As such, a modest level of LNG imports should perhaps be seen not so much as a big, future bet on fossil fuels, but rather as the beginning of the end, part of a managed decline — a crutch that marks the step on the way to palliative care.
The OECD in its recent report on New Zealand advised that LNG could improve energy security, but that New Zealand should use it only as “a short-term transition tool”.
It suggested it could, for example, be a stepping stone to pumped hydro, which could provide a sustainable solution to the country’s energy-storage problem.
Finance Minister Nicola Willis appears to be on approximately the same page.
“We agree with the analysis of the OECD that an LNG facility would be a short to medium term option,” she said when discussing its report.
“Over the longer term, we would want enough investment in other renewable options that we do not need to be as reliant on that imported gas in the future.”
It is also encouraging the Government is tipped to announce that it will be investing more resources helping transition those gas users who can switch away from gas to do so.
But that is not enough. Given the length of time it takes to put in place major energy infrastructure, the Government should be acting to create the post-LNG future now, even before the ink dries on a terminal contract.
Simply assuming a whizzy advance such as ‘super-critical geothermal’ will pick up the burden down the track doesn’t cut the mustard, although it is an exciting technology.
Nor will thinking that generators will eventually “overbuild” enough renewable electricity to make the ‘firming’ problem go away.
They are incentivised to under-invest in generation, under current market settings.
Rather, it is likely to require starting the journey to pumped hydro — Lake Onslow or something like it — now.
In parallel with LNG imports, the Government should also finally get cracking on efforts to ensure there is a supply of biomethane produced from organic waste, and perhaps ‘green’ hydrogen.
They will be needed to provide a secure and sustainable fuel source for the small proportion of customers that will never easily be able to switch away from natural gas.
Labour energy spokesperson Megan Woods proposed an interesting alternative to LNG imports at a select committee hearing last week, if that could be stood up in time.
Her proposal would involve Genesis Energy investing in a fourth Rankine turbine at its Huntly Power Station to burn carbonised wood waste — usually just referred to in this context as “biomass” — in place of any reliance on LNG for electricity generation.

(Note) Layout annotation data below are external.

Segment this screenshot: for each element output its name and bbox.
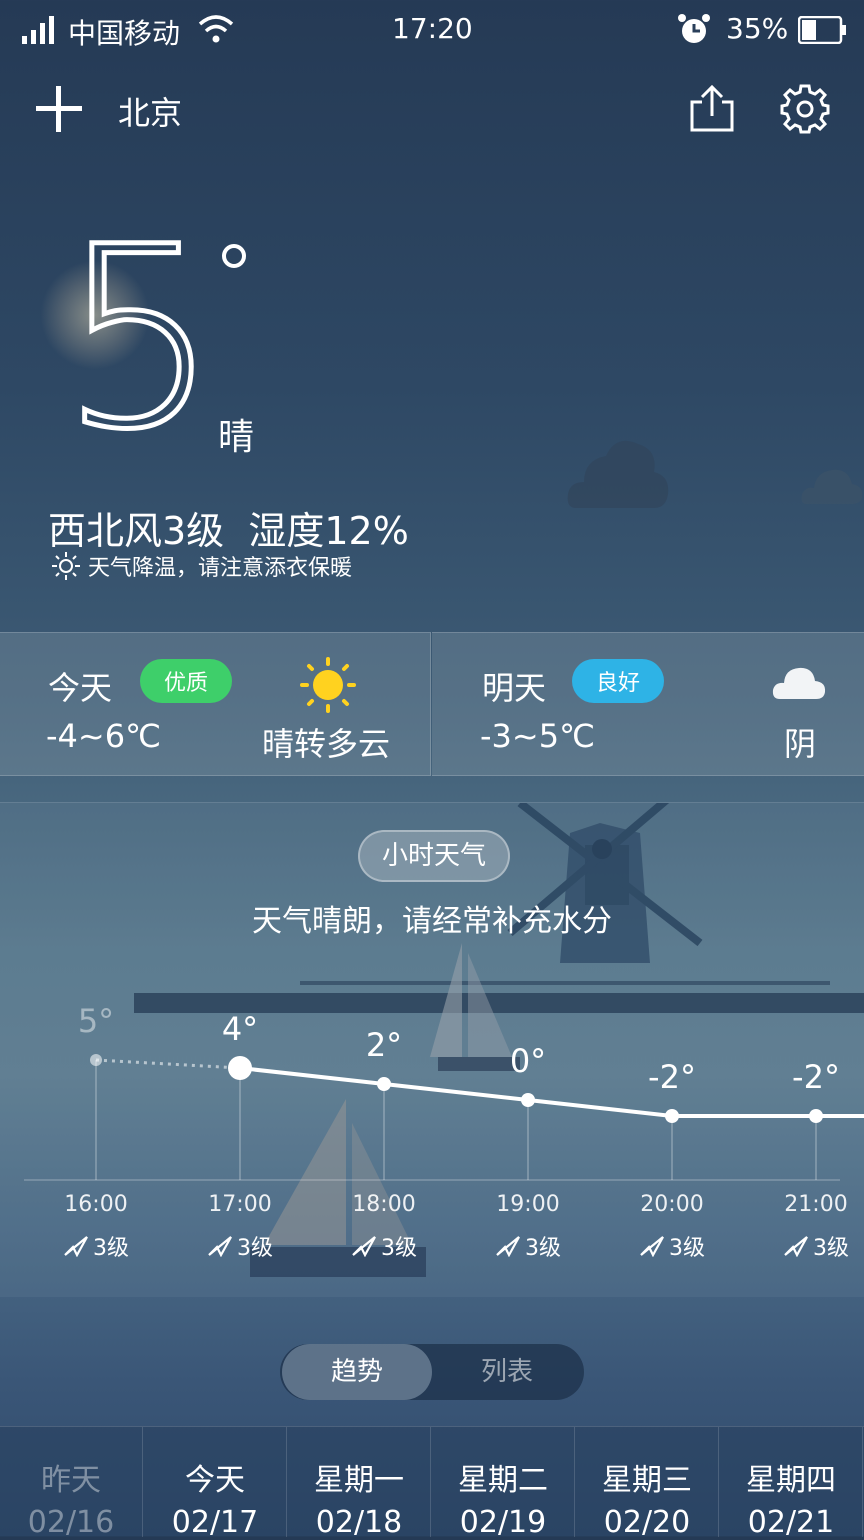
day-date: 02/17 <box>171 1505 259 1540</box>
today-card[interactable]: 今天 优质 -4~6℃ 晴转多云 <box>0 632 431 776</box>
daily-strip: 昨天 02/16 今天 02/17 星期一 02/18 星期二 02/19 星期三 02/20 星期… <box>0 1426 864 1540</box>
wind-direction-icon <box>496 1236 520 1257</box>
cloud-decoration-small <box>801 469 863 504</box>
tomorrow-label: 明天 <box>482 669 547 707</box>
wind-direction-icon <box>64 1236 88 1257</box>
settings-button[interactable] <box>780 84 830 134</box>
hour-wind-level: 3级 <box>669 1236 705 1261</box>
degree-symbol <box>222 244 246 268</box>
hour-wind-level: 3级 <box>525 1236 561 1261</box>
temperature-point <box>521 1093 535 1107</box>
status-bar: 中国移动 17:20 35% <box>0 0 864 62</box>
tomorrow-card[interactable]: 明天 良好 -3~5℃ 阴 <box>432 632 864 776</box>
hour-temp-label: -2° <box>648 1058 696 1096</box>
city-name[interactable]: 北京 <box>118 88 182 134</box>
day-name: 星期三 <box>602 1463 692 1498</box>
view-toggle: 趋势 列表 <box>280 1344 584 1400</box>
day-date: 02/18 <box>315 1505 403 1540</box>
day-name: 今天 <box>185 1463 245 1498</box>
today-aqi-badge: 优质 <box>140 659 233 703</box>
hour-time-label: 21:00 <box>784 1192 848 1217</box>
share-button[interactable] <box>688 84 736 132</box>
today-condition: 晴转多云 <box>262 725 391 763</box>
sunny-icon <box>300 657 356 713</box>
tomorrow-temp-range: -3~5℃ <box>480 717 596 755</box>
hourly-weather-pill[interactable]: 小时天气 <box>358 830 510 882</box>
hour-wind: 3级 <box>468 1230 588 1262</box>
sun-small-icon <box>52 552 80 580</box>
hourly-tip: 天气晴朗，请经常补充水分 <box>252 904 612 939</box>
wind-humidity: 西北风3级 湿度12% <box>48 509 409 553</box>
battery-percent: 35% <box>726 12 789 45</box>
hourly-temperature-chart: 5° 16:00 3级 4° 17:00 3级 2° 18:00 3级 0° 19:00 3级 -2° 2… <box>0 990 864 1270</box>
hour-time-label: 20:00 <box>640 1192 704 1217</box>
hour-time-label: 19:00 <box>496 1192 560 1217</box>
temperature-point <box>228 1056 252 1080</box>
weather-tip-text: 天气降温，请注意添衣保暖 <box>88 556 353 581</box>
hour-wind-level: 3级 <box>237 1236 273 1261</box>
hour-temp-label: 0° <box>509 1042 547 1080</box>
hour-wind: 3级 <box>612 1230 732 1262</box>
hour-temp-label: 4° <box>221 1010 259 1048</box>
day-name: 昨天 <box>41 1463 101 1498</box>
wind-direction-icon <box>640 1236 664 1257</box>
hour-time-label: 17:00 <box>208 1192 272 1217</box>
hour-wind-level: 3级 <box>93 1236 129 1261</box>
day-column[interactable]: 星期一 02/18 <box>288 1427 431 1540</box>
tomorrow-condition: 阴 <box>784 725 817 763</box>
trend-tab[interactable]: 趋势 <box>282 1344 432 1400</box>
hour-time-label: 18:00 <box>352 1192 416 1217</box>
day-name: 星期一 <box>314 1463 404 1498</box>
day-column[interactable]: 今天 02/17 <box>144 1427 287 1540</box>
temperature-point <box>377 1077 391 1091</box>
hour-temp-label: 5° <box>77 1002 115 1040</box>
day-date: 02/20 <box>603 1505 691 1540</box>
weather-tip: 天气降温，请注意添衣保暖 <box>52 550 352 582</box>
day-column[interactable]: 星期三 02/20 <box>576 1427 719 1540</box>
cloudy-icon <box>772 667 826 699</box>
wind-direction-icon <box>352 1236 376 1257</box>
clock: 17:20 <box>392 12 473 45</box>
temperature-point <box>809 1109 823 1123</box>
day-name: 星期四 <box>746 1463 836 1498</box>
day-column[interactable]: 星期二 02/19 <box>432 1427 575 1540</box>
wind-direction-icon <box>784 1236 808 1257</box>
add-city-button[interactable] <box>34 84 84 134</box>
battery-icon <box>798 16 846 44</box>
hour-wind-level: 3级 <box>813 1236 849 1261</box>
tomorrow-aqi-badge: 良好 <box>572 659 665 703</box>
day-column[interactable]: 星期四 02/21 <box>720 1427 863 1540</box>
alarm-icon <box>678 14 710 43</box>
list-tab[interactable]: 列表 <box>432 1344 582 1400</box>
wind-direction-icon <box>208 1236 232 1257</box>
signal-icon <box>22 16 54 44</box>
hour-wind: 3级 <box>36 1230 156 1262</box>
cloud-decoration <box>567 440 669 508</box>
hour-wind-level: 3级 <box>381 1236 417 1261</box>
current-condition: 晴 <box>218 417 255 458</box>
temperature-point <box>90 1054 102 1066</box>
hour-time-label: 16:00 <box>64 1192 128 1217</box>
carrier-name: 中国移动 <box>68 17 181 50</box>
hour-temp-label: 2° <box>365 1026 403 1064</box>
today-label: 今天 <box>48 669 113 707</box>
today-temp-range: -4~6℃ <box>46 717 162 755</box>
temperature-point <box>665 1109 679 1123</box>
current-temperature: 5 <box>57 193 221 484</box>
day-date: 02/21 <box>747 1505 835 1540</box>
hour-temp-label: -2° <box>792 1058 840 1096</box>
day-date: 02/16 <box>27 1505 115 1540</box>
hour-wind: 3级 <box>756 1230 864 1262</box>
wifi-icon <box>198 15 234 43</box>
hour-wind: 3级 <box>324 1230 444 1262</box>
hour-wind: 3级 <box>180 1230 300 1262</box>
day-name: 星期二 <box>458 1463 548 1498</box>
day-date: 02/19 <box>459 1505 547 1540</box>
past-temperature-line <box>95 1058 241 1070</box>
day-column[interactable]: 昨天 02/16 <box>0 1427 143 1540</box>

Evidence provided by Genesis chief executive Malcolm Johns suggested there might not be much in it cost-wise.
And it would be fair to claim that, as a locally sourced fuel, the use of biomass would be the better option in terms of energy security.
But the Ministry of Business, Innovation and Employment favoured temporary LNG imports over a long-term expansion of Huntly, in part because it viewed increased thermal capacity at Huntly as a negative from an emissions perspective.
And that might be the right call, even if that extra turbine was burning biomass.
After all, any biomass that was burning in a fourth Rankine turbine is “green” fuel that wouldn’t be available to the other three Rankine units.
So unless New Zealand had a big enough supply of biomass to fuel all four Rankines, the additional turbine would be likely to mean more coal consumption, relative to what might otherwise be achieved.
Regardless, the die on LNG appears to have been cast.
The next task will be to ensure the country needs to rely on it for as short a time as possible. The planning for that should start now.